3.    Mahkamah Konstitusi berwenang untuk menguji Undang-Undang terhadap Undang-Undang Dasar Negara Republik Indonesia Tahun 1945 dan memutuskan sengketa kewenagan lembaga negara yang kewenangnnya diberikan oleh Undang-Undang 1945;

4.    Komisi yudisial berwenang mengusulkan pengangkatan hakim agung dan mempunyai wewenang lain dalam rangka menjaga dan menegakkan kehormatan, keluruhan martabat, serta perilaku hakim. Pada dasarnya Undang-Undang Nomor 4 Tahun 2004 Tentang Kekuasaan Kehakiman telah sesuai dengan perubahan Undang-Undang Dasar Negara Republik Indonesia Tahun 1945 di atas, namun substansi undang-undang tersebut belum mengatur secara komprehensif tentang penyelenggaraan kekuasaan kehakiman, yang merupakan kekuasaan yang merdeka yang dilakukan oleh sebuah Mahkamah Agung dan Badan peradilan yang berada di bawahnya dalam lingkungan peradilan umum, lingkungan peradilan agama, lingkungan peradilan militer, lingkungan peradilan Tata Usaha Negara, dan oleh Mahkamah Konstitusi, untuk menyelenggaraan peradilan guna menegakkan hukum dan keadilan.
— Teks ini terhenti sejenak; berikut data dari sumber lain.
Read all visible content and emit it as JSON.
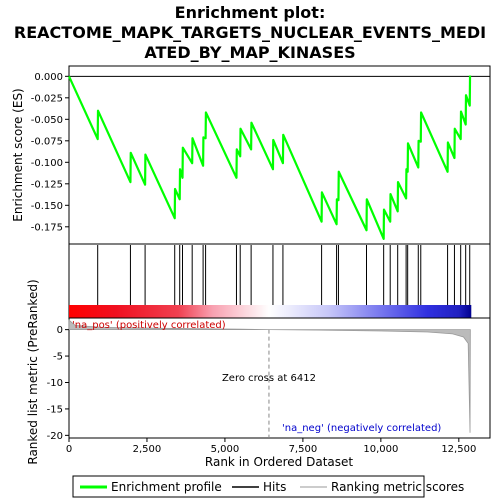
{
  "chart_data": {
    "type": "line",
    "title_lines": [
      "Enrichment plot:",
      "REACTOME_MAPK_TARGETS_NUCLEAR_EVENTS_MEDI",
      "ATED_BY_MAP_KINASES"
    ],
    "es_panel": {
      "ylabel": "Enrichment score (ES)",
      "ylim": [
        -0.195,
        0.012
      ],
      "yticks": [
        0.0,
        -0.025,
        -0.05,
        -0.075,
        -0.1,
        -0.125,
        -0.15,
        -0.175
      ],
      "ytick_labels": [
        "0.000",
        "-0.025",
        "-0.050",
        "-0.075",
        "-0.100",
        "-0.125",
        "-0.150",
        "-0.175"
      ],
      "series_name": "Enrichment profile",
      "color": "#00ff00",
      "x": [
        0,
        920,
        930,
        1970,
        1980,
        2440,
        2450,
        3390,
        3400,
        3550,
        3560,
        3640,
        3650,
        3950,
        3960,
        4300,
        4310,
        4380,
        4390,
        5370,
        5380,
        5490,
        5500,
        5840,
        5850,
        6540,
        6550,
        6860,
        6870,
        8100,
        8110,
        8580,
        8590,
        8640,
        8650,
        9540,
        9550,
        10090,
        10100,
        10300,
        10310,
        10540,
        10550,
        10810,
        10820,
        10860,
        10870,
        11200,
        11210,
        11280,
        11290,
        12140,
        12150,
        12360,
        12370,
        12560,
        12570,
        12720,
        12730,
        12850,
        12860
      ],
      "y": [
        0.0,
        -0.073,
        -0.04,
        -0.123,
        -0.089,
        -0.126,
        -0.091,
        -0.165,
        -0.131,
        -0.143,
        -0.108,
        -0.118,
        -0.083,
        -0.101,
        -0.072,
        -0.104,
        -0.071,
        -0.072,
        -0.042,
        -0.118,
        -0.085,
        -0.093,
        -0.061,
        -0.085,
        -0.054,
        -0.108,
        -0.074,
        -0.101,
        -0.068,
        -0.169,
        -0.135,
        -0.172,
        -0.143,
        -0.144,
        -0.111,
        -0.179,
        -0.143,
        -0.189,
        -0.155,
        -0.169,
        -0.137,
        -0.157,
        -0.123,
        -0.142,
        -0.108,
        -0.111,
        -0.078,
        -0.106,
        -0.075,
        -0.076,
        -0.042,
        -0.111,
        -0.077,
        -0.095,
        -0.061,
        -0.073,
        -0.041,
        -0.056,
        -0.022,
        -0.034,
        0.001
      ],
      "zero_line": 0.0
    },
    "hits_panel": {
      "hit_positions": [
        920,
        1970,
        2440,
        3390,
        3550,
        3640,
        3950,
        4300,
        4380,
        5370,
        5490,
        5840,
        6540,
        6860,
        8100,
        8580,
        8640,
        9540,
        10090,
        10300,
        10540,
        10810,
        10860,
        11200,
        11280,
        12140,
        12360,
        12560,
        12720,
        12850
      ],
      "heatmap_stops": [
        {
          "x": 0,
          "color": "#ff0000"
        },
        {
          "x": 1500,
          "color": "#f01020"
        },
        {
          "x": 3500,
          "color": "#f04050"
        },
        {
          "x": 4600,
          "color": "#f8a0b0"
        },
        {
          "x": 6412,
          "color": "#ffffff"
        },
        {
          "x": 8300,
          "color": "#c8c8f8"
        },
        {
          "x": 9800,
          "color": "#8080f0"
        },
        {
          "x": 11500,
          "color": "#3030e0"
        },
        {
          "x": 12500,
          "color": "#2020c0"
        },
        {
          "x": 12900,
          "color": "#000090"
        }
      ]
    },
    "metric_panel": {
      "ylabel": "Ranked list metric (PreRanked)",
      "ylim": [
        -20.5,
        2.2
      ],
      "yticks": [
        0,
        -5,
        -10,
        -15,
        -20
      ],
      "ytick_labels": [
        "0",
        "-5",
        "-10",
        "-15",
        "-20"
      ],
      "color": "#bbbbbb",
      "curve": [
        [
          0,
          1.8
        ],
        [
          200,
          0.8
        ],
        [
          1000,
          0.45
        ],
        [
          3000,
          0.25
        ],
        [
          5500,
          0.08
        ],
        [
          6412,
          0.0
        ],
        [
          8000,
          -0.1
        ],
        [
          10000,
          -0.25
        ],
        [
          11500,
          -0.45
        ],
        [
          12300,
          -0.8
        ],
        [
          12650,
          -1.4
        ],
        [
          12800,
          -2.6
        ],
        [
          12860,
          -19.5
        ],
        [
          12870,
          0.0
        ]
      ],
      "zero_cross": 6412,
      "zero_cross_label": "Zero cross at 6412",
      "pos_label": "'na_pos' (positively correlated)",
      "neg_label": "'na_neg' (negatively correlated)",
      "pos_color": "#cc0000",
      "neg_color": "#0000cc"
    },
    "xaxis": {
      "label": "Rank in Ordered Dataset",
      "xlim": [
        0,
        13500
      ],
      "xticks": [
        0,
        2500,
        5000,
        7500,
        10000,
        12500
      ],
      "xtick_labels": [
        "0",
        "2,500",
        "5,000",
        "7,500",
        "10,000",
        "12,500"
      ]
    },
    "legend": {
      "position": "bottom",
      "entries": [
        {
          "label": "Enrichment profile",
          "color": "#00ff00",
          "kind": "profile"
        },
        {
          "label": "Hits",
          "color": "#000000",
          "kind": "hits"
        },
        {
          "label": "Ranking metric scores",
          "color": "#bbbbbb",
          "kind": "metric"
        }
      ]
    }
  }
}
Sehubungan dengan hal tersebut,  sebagai upaya untuk memperkuat penyelenggaraan kekuasaan kehakimandan mewujudkan sistem peradilan terpadu, maka pemerintah perlu mensahkan Undang-Undang Nomor 48 Tahun     2009 tentang Kekuasaan Kehakiman sebagai pengganti Undang-Undang Nomor 4 Tahun 2004 tentang Kekuasaan Kehakiman.

Dalam rangka kekuasaan kehakiman ini, biasa digunakan be­berapa istilah, yaitu pengadilan, peradilan, dan mengadili. Menu­rut R. Subekti dan R. Tjitrosoedibio,[7]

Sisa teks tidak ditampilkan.